Reprinted from The Common Good, No 66, Spring 2013
Anne Rampa
There are advantages to choosing a lifestyle of downward mobility, which the Catholic Worker Movement has traditionally called ‘voluntary poverty’. One of these is that we gain some perspective on the experience of those financially less well off in our society.
Since I was originally from a middle to upper income family, it was somewhat of a surprise for me to discover how much simply being less well off affected how we were treated. Of course, in many ways it wasn’t a surprise too, because I knew my own prejudices and vanities, and expected to receive them back. Indeed I don’t think that a degree of material poverty frightens us as much as the accompanying loss of status and respect does.
In other words, the experience of comparative material poverty in our society is not, I think, as distressing as the marginalization you experience because of it. We live simply on recycled housing, furniture, clothes, car, crockery etc. – on things that others don’t want or need – and we have plenty, because we live in an affluent society. We are comfortable. The discomfort comes from how we are regarded because of this, how we are led to feel ashamed. I sometimes imagine how much worse it would be for us if we were black as well, or mentally ill, or suffering disability in some other way. More than charity, the poor in our society need friends.

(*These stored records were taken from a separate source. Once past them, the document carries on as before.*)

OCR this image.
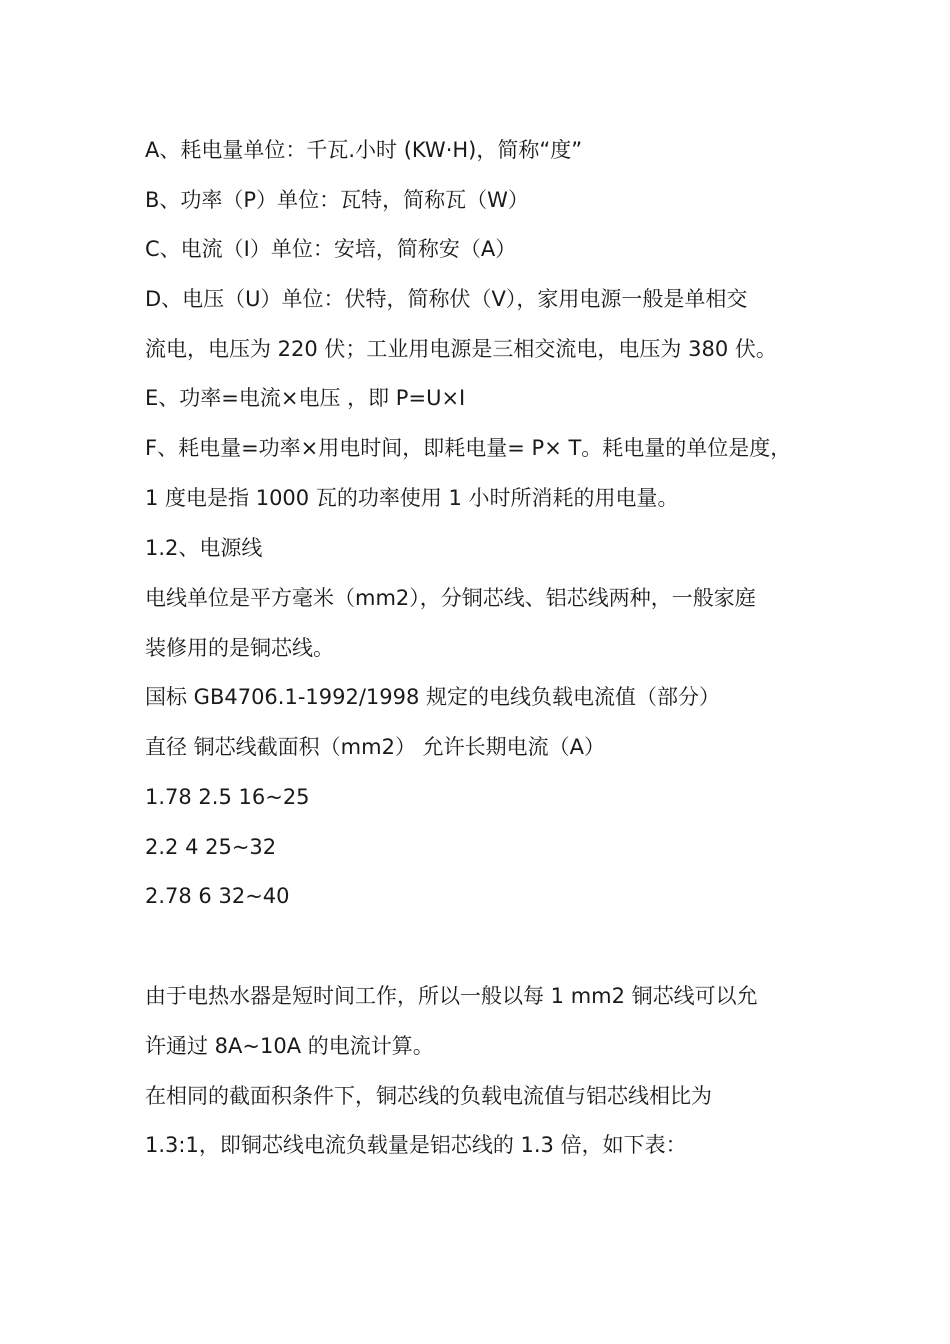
A、耗电量单位：千瓦.小时 (KW·H)，简称“度”
B、功率（P）单位：瓦特，简称瓦（W）
C、电流（I）单位：安培，简称安（A）
D、电压（U）单位：伏特，简称伏（V），家用电源一般是单相交
流电，电压为 220 伏；工业用电源是三相交流电，电压为 380 伏。
E、功率=电流×电压 ，即 P=U×I
F、耗电量=功率×用电时间，即耗电量= P× T。耗电量的单位是度，
1 度电是指 1000 瓦的功率使用 1 小时所消耗的用电量。
1.2、电源线
电线单位是平方毫米（mm2），分铜芯线、铝芯线两种，一般家庭
装修用的是铜芯线。
国标 GB4706.1-1992/1998 规定的电线负载电流值（部分）
直径 铜芯线截面积（mm2） 允许长期电流（A）
1.78 2.5 16~25
2.2 4 25~32
2.78 6 32~40
由于电热水器是短时间工作，所以一般以每 1 mm2 铜芯线可以允
许通过 8A~10A 的电流计算。
在相同的截面积条件下，铜芯线的负载电流值与铝芯线相比为
1.3:1，即铜芯线电流负载量是铝芯线的 1.3 倍，如下表：
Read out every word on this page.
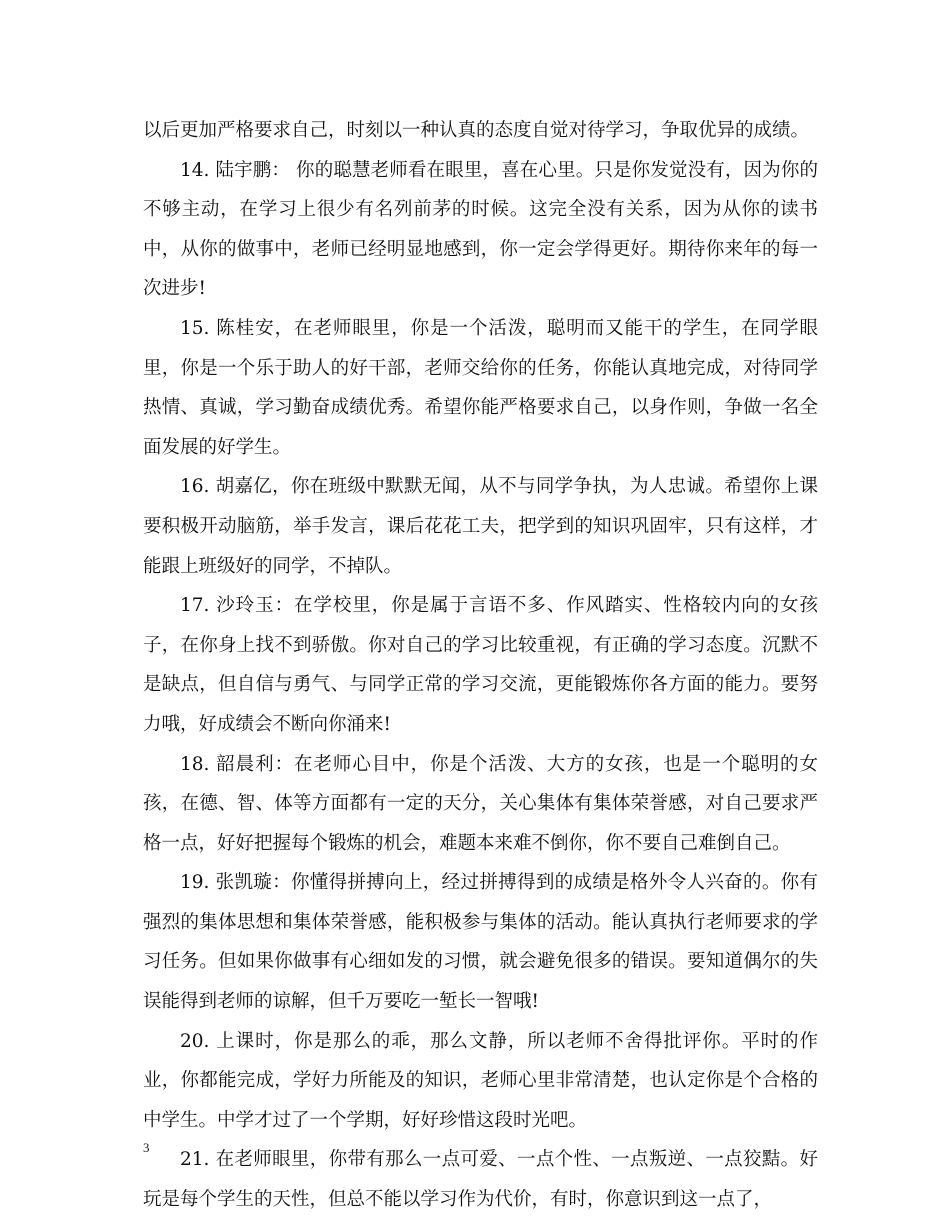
以后更加严格要求自己，时刻以一种认真的态度自觉对待学习，争取优异的成绩。

14. 陆宇鹏： 你的聪慧老师看在眼里，喜在心里。只是你发觉没有，因为你的不够主动，在学习上很少有名列前茅的时候。这完全没有关系，因为从你的读书中，从你的做事中，老师已经明显地感到，你一定会学得更好。期待你来年的每一次进步!

15. 陈桂安，在老师眼里，你是一个活泼，聪明而又能干的学生，在同学眼里，你是一个乐于助人的好干部，老师交给你的任务，你能认真地完成，对待同学热情、真诚，学习勤奋成绩优秀。希望你能严格要求自己，以身作则，争做一名全面发展的好学生。

16. 胡嘉亿，你在班级中默默无闻，从不与同学争执，为人忠诚。希望你上课要积极开动脑筋，举手发言，课后花花工夫，把学到的知识巩固牢，只有这样，才能跟上班级好的同学，不掉队。

17. 沙玲玉：在学校里，你是属于言语不多、作风踏实、性格较内向的女孩子，在你身上找不到骄傲。你对自己的学习比较重视，有正确的学习态度。沉默不是缺点，但自信与勇气、与同学正常的学习交流，更能锻炼你各方面的能力。要努力哦，好成绩会不断向你涌来!

18. 韶晨利：在老师心目中，你是个活泼、大方的女孩，也是一个聪明的女孩，在德、智、体等方面都有一定的天分，关心集体有集体荣誉感，对自己要求严格一点，好好把握每个锻炼的机会，难题本来难不倒你，你不要自己难倒自己。

19. 张凯璇：你懂得拼搏向上，经过拼搏得到的成绩是格外令人兴奋的。你有强烈的集体思想和集体荣誉感，能积极参与集体的活动。能认真执行老师要求的学习任务。但如果你做事有心细如发的习惯，就会避免很多的错误。要知道偶尔的失误能得到老师的谅解，但千万要吃一堑长一智哦!

20. 上课时，你是那么的乖，那么文静，所以老师不舍得批评你。平时的作业，你都能完成，学好力所能及的知识，老师心里非常清楚，也认定你是个合格的中学生。中学才过了一个学期，好好珍惜这段时光吧。

21. 在老师眼里，你带有那么一点可爱、一点个性、一点叛逆、一点狡黠。好玩是每个学生的天性，但总不能以学习作为代价，有时，你意识到这一点了，

3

In much of this experience, the Church, and I include all Christian churches here, has been a place of refuge for our family from the judgment of ‘the world’. In the Church we found friendship, support, and respect. It has been on the whole a kinder place, and I am grateful to it, especially for my children’s sake. Our ‘recycled life-style’ has impacted mostly on them in their formative years. Many times one or two of them have urged us to increase our income so that they didn’t have to feel so embarrassed. However we have resisted the pressure from them, and it has been a source of lively family discussion about how we think we can best build a better world for everyone. I should add that they are luckier than many poorer families, since we have still managed to give them some extra-curricular activities, and send them to Catholic high schools, that allow reduced rates for low income families.
There have been times, however, when we have experienced exclusion within the Church, and seen others suffer the same way because they were not middle class, financially successful, mentally or emotionally competent, or white. We have seen wealthy families greeted and befriended with enthusiasm, while poorer people have been ignored. That’s what keeps people striving for more, over above what they could possibly ever need, or even use! Consequently, looking down on people with less money becomes a way to make you feel better, which creates the desire for more money in them, and so the vicious cycle continues.

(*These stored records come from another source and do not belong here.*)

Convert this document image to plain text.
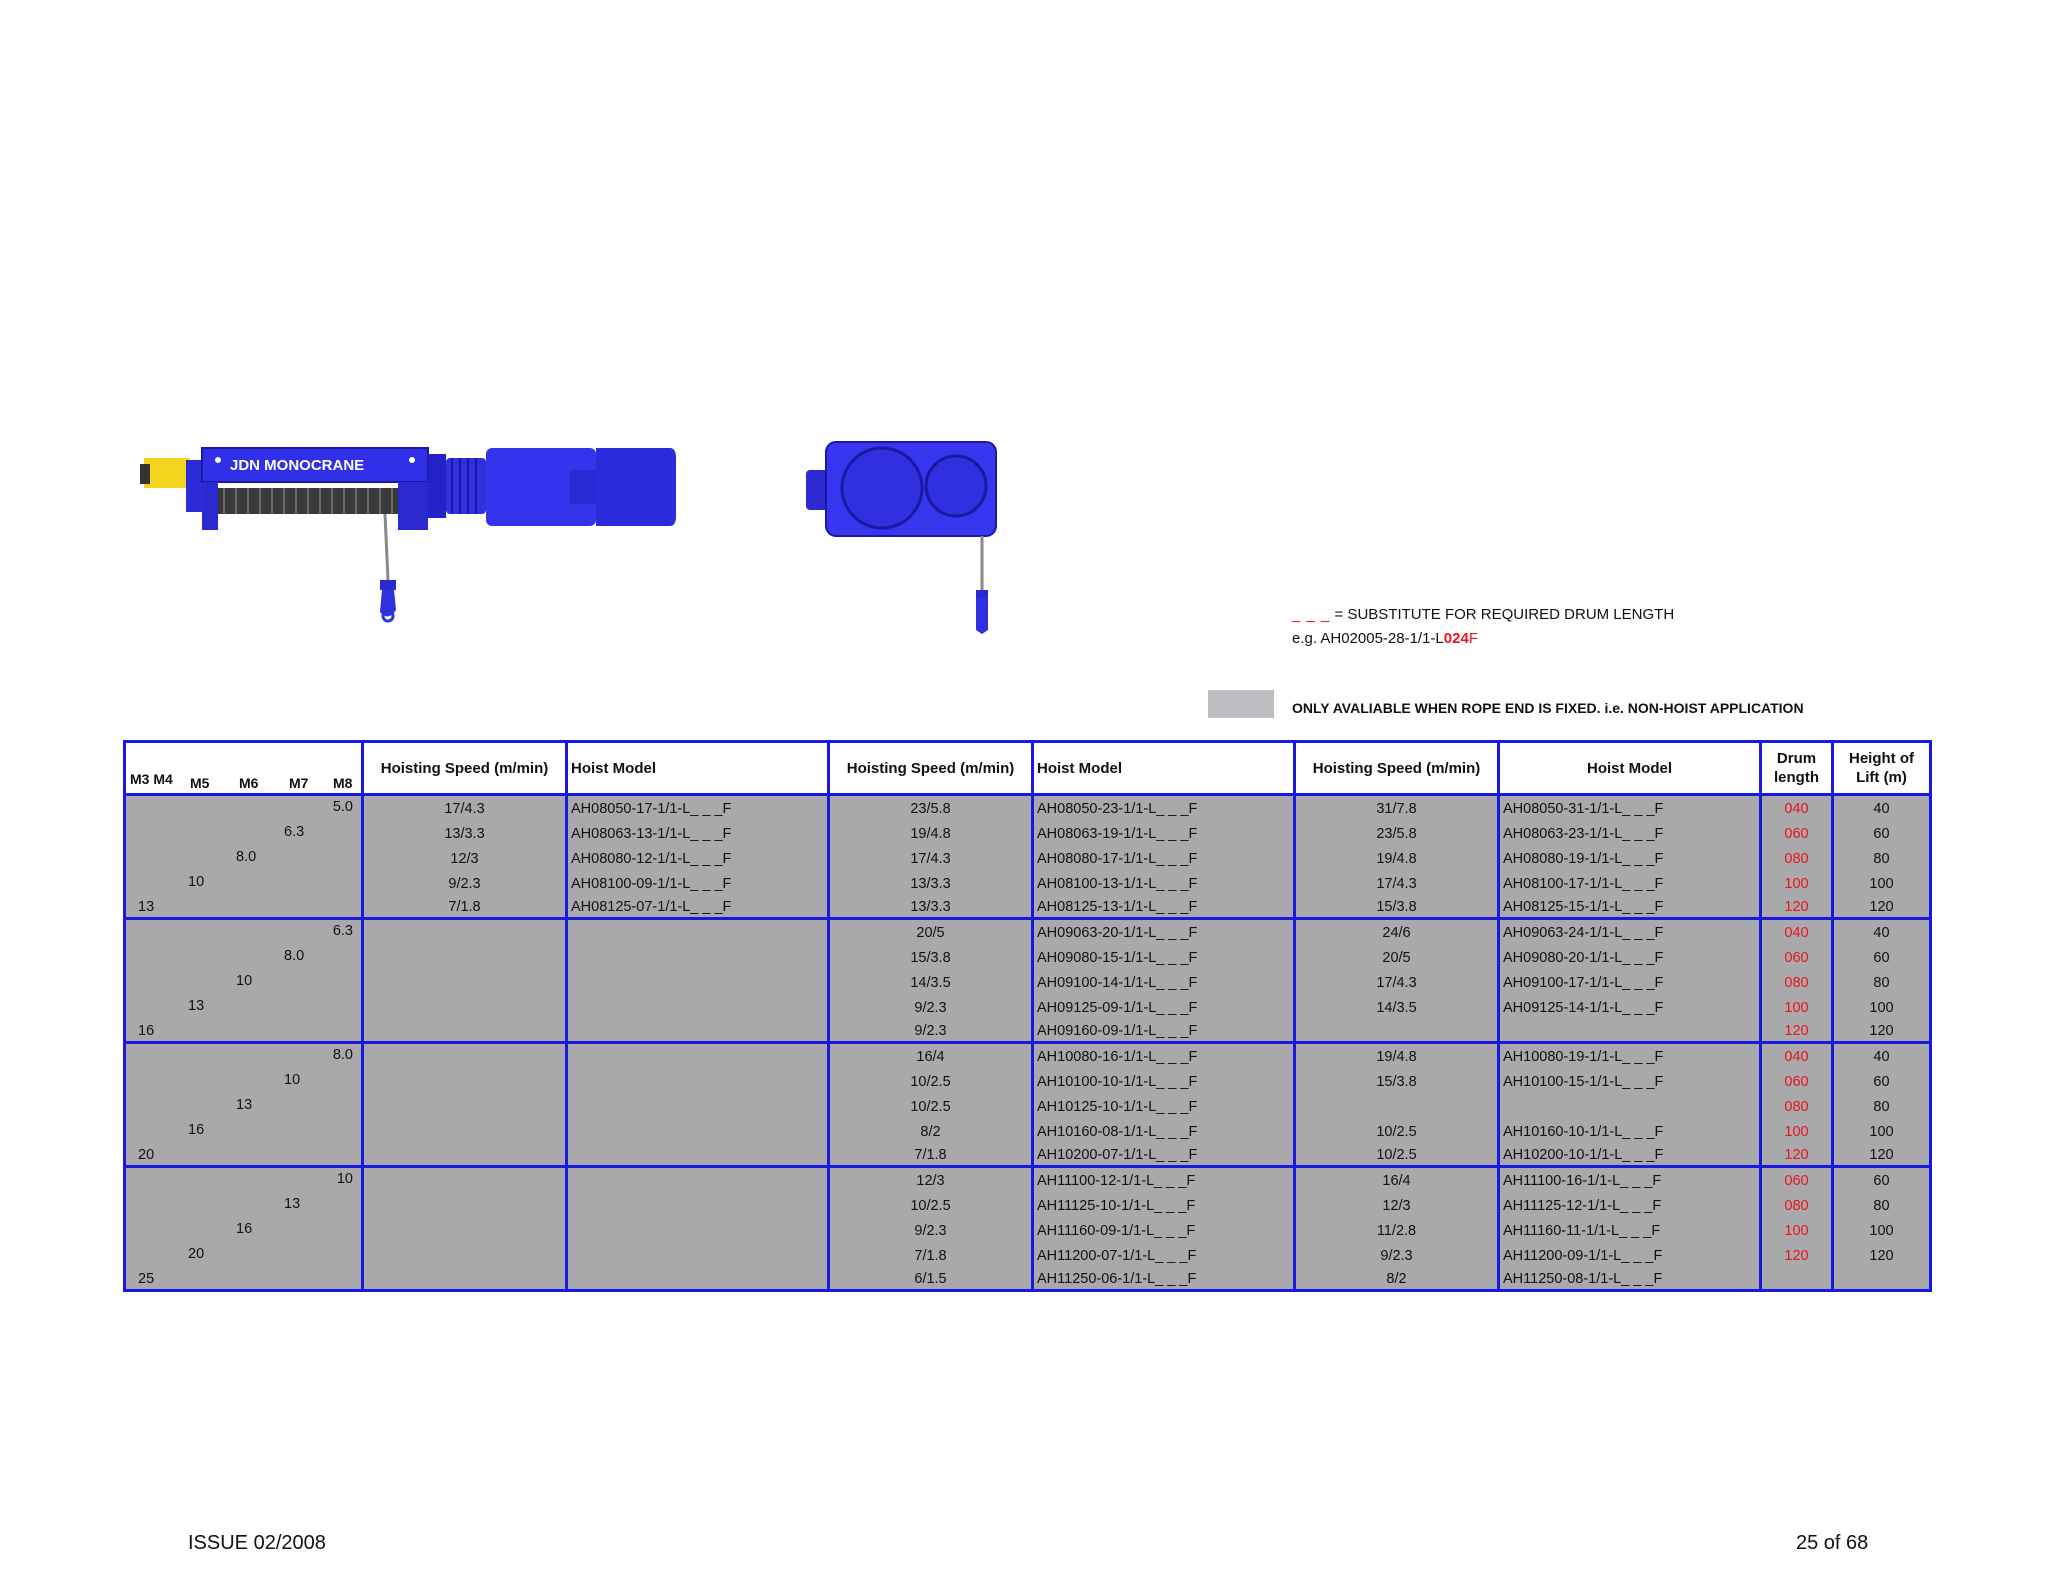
JDN MONOCRANE
_ _ _ = SUBSTITUTE FOR REQUIRED DRUM LENGTH
e.g. AH02005-28-1/1-L024F
ONLY AVALIABLE WHEN ROPE END IS FIXED. i.e. NON-HOIST APPLICATION
M3 M4 M5 M6 M7 M8	Hoisting Speed (m/min)	Hoist Model	Hoisting Speed (m/min)	Hoist Model	Hoisting Speed (m/min)	Hoist Model	Drum length	Height of Lift (m)

5.0	17/4.3	AH08050-17-1/1-L_ _ _F	23/5.8	AH08050-23-1/1-L_ _ _F	31/7.8	AH08050-31-1/1-L_ _ _F	040	40

6.3	13/3.3	AH08063-13-1/1-L_ _ _F	19/4.8	AH08063-19-1/1-L_ _ _F	23/5.8	AH08063-23-1/1-L_ _ _F	060	60

8.0	12/3	AH08080-12-1/1-L_ _ _F	17/4.3	AH08080-17-1/1-L_ _ _F	19/4.8	AH08080-19-1/1-L_ _ _F	080	80

10	9/2.3	AH08100-09-1/1-L_ _ _F	13/3.3	AH08100-13-1/1-L_ _ _F	17/4.3	AH08100-17-1/1-L_ _ _F	100	100

13	7/1.8	AH08125-07-1/1-L_ _ _F	13/3.3	AH08125-13-1/1-L_ _ _F	15/3.8	AH08125-15-1/1-L_ _ _F	120	120

6.3			20/5	AH09063-20-1/1-L_ _ _F	24/6	AH09063-24-1/1-L_ _ _F	040	40

8.0			15/3.8	AH09080-15-1/1-L_ _ _F	20/5	AH09080-20-1/1-L_ _ _F	060	60

10			14/3.5	AH09100-14-1/1-L_ _ _F	17/4.3	AH09100-17-1/1-L_ _ _F	080	80

13			9/2.3	AH09125-09-1/1-L_ _ _F	14/3.5	AH09125-14-1/1-L_ _ _F	100	100

16			9/2.3	AH09160-09-1/1-L_ _ _F			120	120

8.0			16/4	AH10080-16-1/1-L_ _ _F	19/4.8	AH10080-19-1/1-L_ _ _F	040	40

10			10/2.5	AH10100-10-1/1-L_ _ _F	15/3.8	AH10100-15-1/1-L_ _ _F	060	60

13			10/2.5	AH10125-10-1/1-L_ _ _F			080	80

16			8/2	AH10160-08-1/1-L_ _ _F	10/2.5	AH10160-10-1/1-L_ _ _F	100	100

20			7/1.8	AH10200-07-1/1-L_ _ _F	10/2.5	AH10200-10-1/1-L_ _ _F	120	120

10			12/3	AH11100-12-1/1-L_ _ _F	16/4	AH11100-16-1/1-L_ _ _F	060	60

13			10/2.5	AH11125-10-1/1-L_ _ _F	12/3	AH11125-12-1/1-L_ _ _F	080	80

16			9/2.3	AH11160-09-1/1-L_ _ _F	11/2.8	AH11160-11-1/1-L_ _ _F	100	100

20			7/1.8	AH11200-07-1/1-L_ _ _F	9/2.3	AH11200-09-1/1-L_ _ _F	120	120

25			6/1.5	AH11250-06-1/1-L_ _ _F	8/2	AH11250-08-1/1-L_ _ _F		
ISSUE 02/2008	25 of 68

The antidote to all this destructive consumption, and breakdown in the human family, is to immerse ourselves in relationship with God who waits longingly for us in love and fidelity. St. Paul tells us we are meant to be in the world, but not of the world. It should not be the world that is forming and informing our attitudes and opinions, and it is the world that worships money. God is infinitely kinder than the world. We all know how hard it is to please the ‘world’, and feel acceptable by it’s rigorous standards, anyway! Seriously, is there anyone out there who thinks they’ve made it in the acceptability stakes?
God has also given us instruction, through His son, Jesus, in how we are to regard those most rejected by the world, the ‘lowly ones’. We are to treat them as the presence of Christ to us, which means as being actually above ourselves in deserving of dignity and respect! If God is the one largely forming and informing our intellect, emotions, and actions, we would be going to the highways and byways and begging the poor into our Church.
I am not naïve to the problems and complications this could bring into our lives. We shared our home for 14 years with homeless strangers, many of them mentally ill, many of them suffering addictions of one kind and another. I had to learn that welcoming the marginalized did not mean I couldn’t challenge bad behaviour, and expect respect myself. Seeing Christ in ‘the distressing disguise of the poor’, as Dorothy Day puts it, is not easy.
But we all need to constantly examine how much we have allowed the world to seep into our consciousness and behaviour, and put renewed energy into making sure God has the upper hand in our lives and attitudes. That’s when we are truly a Church alive in Christ, and not dead in the world.
Anne Rampa is married to Jim Dowling and together they have seven children. They mostly live at the Peter Maurin Catholic Worker farm, north of Brisbane.